25 Ekim 2010 Pazartesi

Maske

Yalnızlık kadar soğuktu odam. Sahte bir gülümseme kadar tiksindirici... Üfleseler sönecek gibiydim.. Hava akımında seğiren bir mum ışığı kadar titrek ve dibime ışık veren düşüncelerim vardı. Sadece varlardı işte orada burada....
Kendimle vedalaşalı uzun zaman olmuştu. Aynaya son keş bakışımın, kendimle son kez konuşuşumun , en son beni dinlememin üzerinden hatırı sayılır bir zaman geçmişti.... Gerek yoktu bende bir ben dahaya. Onu bavula koyup semptomlarımdan uzak diyarlara göndermiştim...

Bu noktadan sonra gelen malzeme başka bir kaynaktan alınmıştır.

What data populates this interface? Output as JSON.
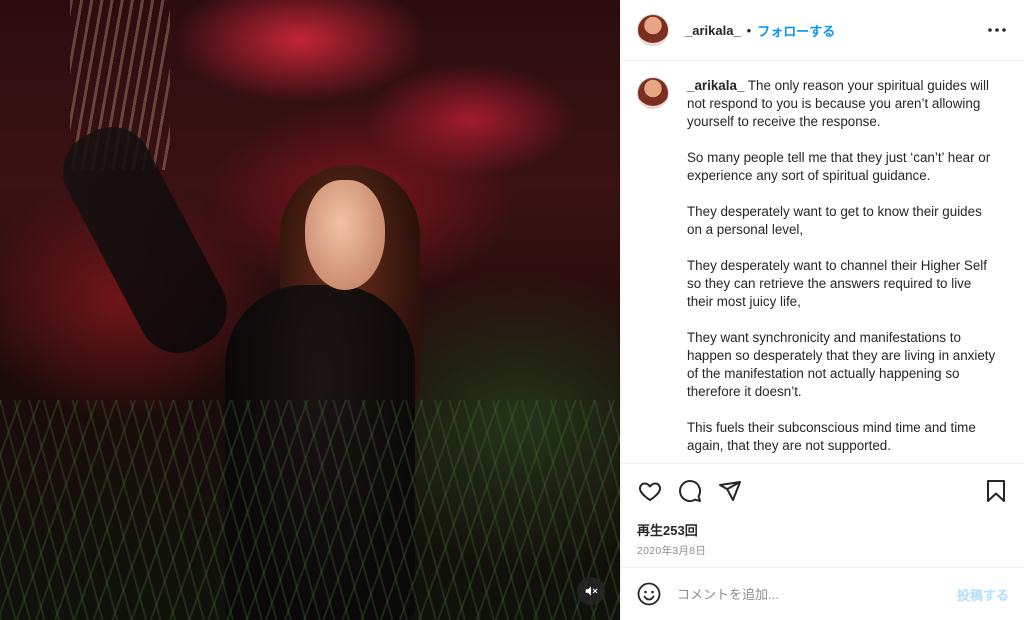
{
  "post": {
    "username": "_arikala_",
    "follow_label": "フォローする",
    "separator": "•",
    "caption_user": "_arikala_",
    "caption_paragraphs": [
      "The only reason your spiritual guides will not respond to you is because you aren’t allowing yourself to receive the response.",
      "So many people tell me that they just ‘can’t’ hear or experience any sort of spiritual guidance.",
      "They desperately want to get to know their guides on a personal level,",
      "They desperately want to channel their Higher Self so they can retrieve the answers required to live their most juicy life,",
      "They want synchronicity and manifestations to happen so desperately that they are living in anxiety of the manifestation not actually happening so therefore it doesn’t.",
      "This fuels their subconscious mind time and time again, that they are not supported."
    ],
    "views": "再生253回",
    "date": "2020年3月8日"
  },
  "comment": {
    "placeholder": "コメントを追加...",
    "post_label": "投稿する"
  },
  "icons": {
    "more": "more-options-icon",
    "like": "heart-icon",
    "comment": "comment-icon",
    "share": "send-icon",
    "save": "bookmark-icon",
    "emoji": "emoji-icon",
    "mute": "muted-speaker-icon"
  },
  "colors": {
    "accent": "#0095f6",
    "post_disabled": "#b2dffc",
    "muted_text": "#8e8e8e"
  }
}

Eski günler geliyordu aklıma. Günü yaşadığım günler. Düşünce yoktu, dert yoktu, tasa yoktu, salakçaydı belki de. Çoğu zaman salağı oynuyordum zaten bir yandan da. Maskesini düşürmeyen tiyatrocuyu. Gülen bir tiyatrocuyu. Her zaman oynayacağım oyunun ilk fidanlarını ekiyordum adımlarımın önlerine. Her seferinde suluyordum onları büyük bir iştahla. Gereğinden fazla büyüdüler. Önümü göremez duruma geldim artık. Maskem bana yapıştı, çıkaramadım...

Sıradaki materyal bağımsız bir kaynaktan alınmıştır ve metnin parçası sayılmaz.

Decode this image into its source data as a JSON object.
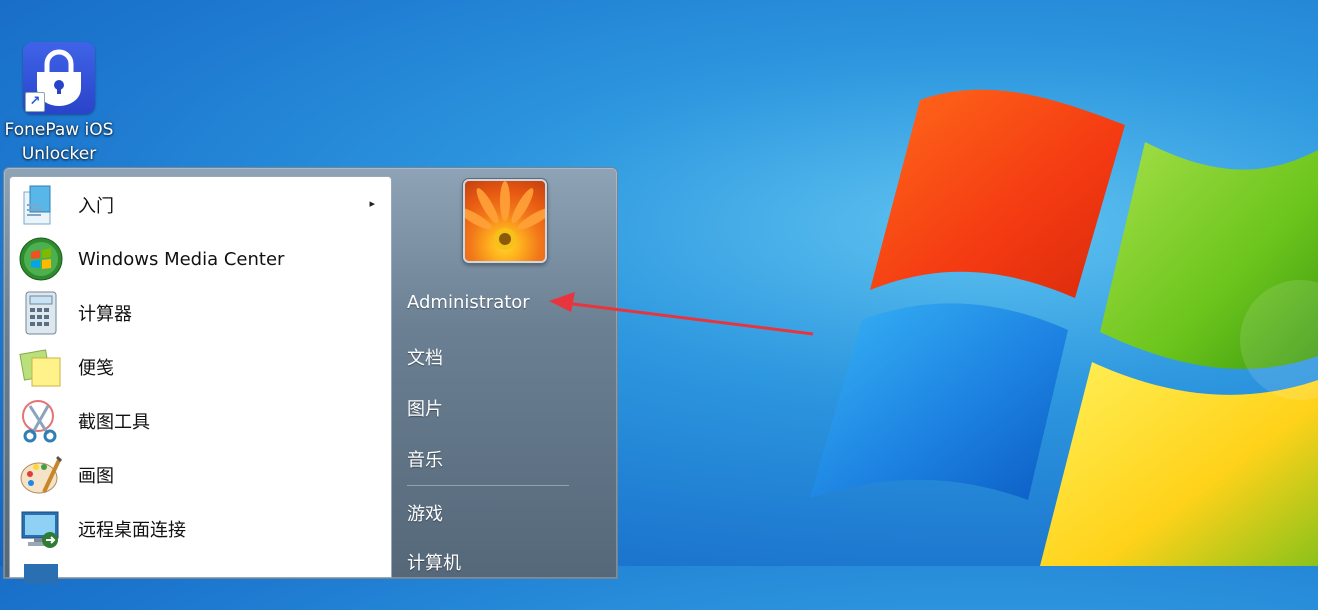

Geri dönüşüm kutum artık kusmaya başladı. Bir çeşit intikam olarak algıladım, yanıldım. Kaçtım sürekli. Başardım da. Kendimden çok uzaklara gittim. Ama dönmek gerekiyordu evime, sığınağıma.

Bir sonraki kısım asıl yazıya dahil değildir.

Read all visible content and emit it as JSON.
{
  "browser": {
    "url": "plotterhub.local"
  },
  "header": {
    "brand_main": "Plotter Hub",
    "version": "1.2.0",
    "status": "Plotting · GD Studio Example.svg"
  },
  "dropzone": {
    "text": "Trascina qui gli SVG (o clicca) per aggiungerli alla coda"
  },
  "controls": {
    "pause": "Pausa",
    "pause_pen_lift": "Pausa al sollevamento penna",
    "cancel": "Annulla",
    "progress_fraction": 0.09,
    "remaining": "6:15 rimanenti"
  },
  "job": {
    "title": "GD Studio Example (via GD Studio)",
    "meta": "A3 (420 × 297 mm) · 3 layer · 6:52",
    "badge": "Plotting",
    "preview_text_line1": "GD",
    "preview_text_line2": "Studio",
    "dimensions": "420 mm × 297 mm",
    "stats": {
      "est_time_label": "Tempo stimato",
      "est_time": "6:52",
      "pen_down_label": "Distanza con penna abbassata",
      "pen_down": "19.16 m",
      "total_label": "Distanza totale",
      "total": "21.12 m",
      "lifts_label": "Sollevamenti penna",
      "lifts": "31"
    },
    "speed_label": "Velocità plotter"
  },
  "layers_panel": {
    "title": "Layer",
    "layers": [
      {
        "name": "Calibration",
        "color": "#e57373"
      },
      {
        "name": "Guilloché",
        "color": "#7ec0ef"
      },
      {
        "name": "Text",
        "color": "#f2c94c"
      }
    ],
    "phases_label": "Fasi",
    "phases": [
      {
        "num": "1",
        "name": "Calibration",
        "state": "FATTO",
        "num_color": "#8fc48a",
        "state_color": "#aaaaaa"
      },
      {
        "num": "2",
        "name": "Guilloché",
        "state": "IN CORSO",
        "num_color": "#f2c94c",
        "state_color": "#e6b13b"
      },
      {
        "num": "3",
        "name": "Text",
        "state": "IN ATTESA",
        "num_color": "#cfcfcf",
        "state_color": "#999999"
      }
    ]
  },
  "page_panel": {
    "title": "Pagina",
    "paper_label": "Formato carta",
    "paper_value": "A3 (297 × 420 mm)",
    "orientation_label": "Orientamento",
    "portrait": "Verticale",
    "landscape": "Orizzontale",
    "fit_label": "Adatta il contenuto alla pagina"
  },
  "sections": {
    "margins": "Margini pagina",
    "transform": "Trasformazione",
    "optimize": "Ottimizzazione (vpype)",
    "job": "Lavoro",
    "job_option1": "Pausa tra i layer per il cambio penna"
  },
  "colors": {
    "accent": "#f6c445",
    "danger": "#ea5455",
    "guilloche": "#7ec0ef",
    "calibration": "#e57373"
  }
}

Şimdi neredeyim diye bakıyorum göremiyorum. Önemsemiyorum da bir yandan. Hani maskem var ya zaten...
Herkesi uzak tutarak, kendimle olarak, içimi göstermeyerek, nefesimi kendime vererek "hayat" denen basit ve sıradan döngü içinde başım dönercesine dönüyorum.
Etrafımda olmasa da dönüyor. Ve ben bekliyorum bir saniye gözümü kırpmadan. Bir yerinden yakalayacağım anı bekliyorum.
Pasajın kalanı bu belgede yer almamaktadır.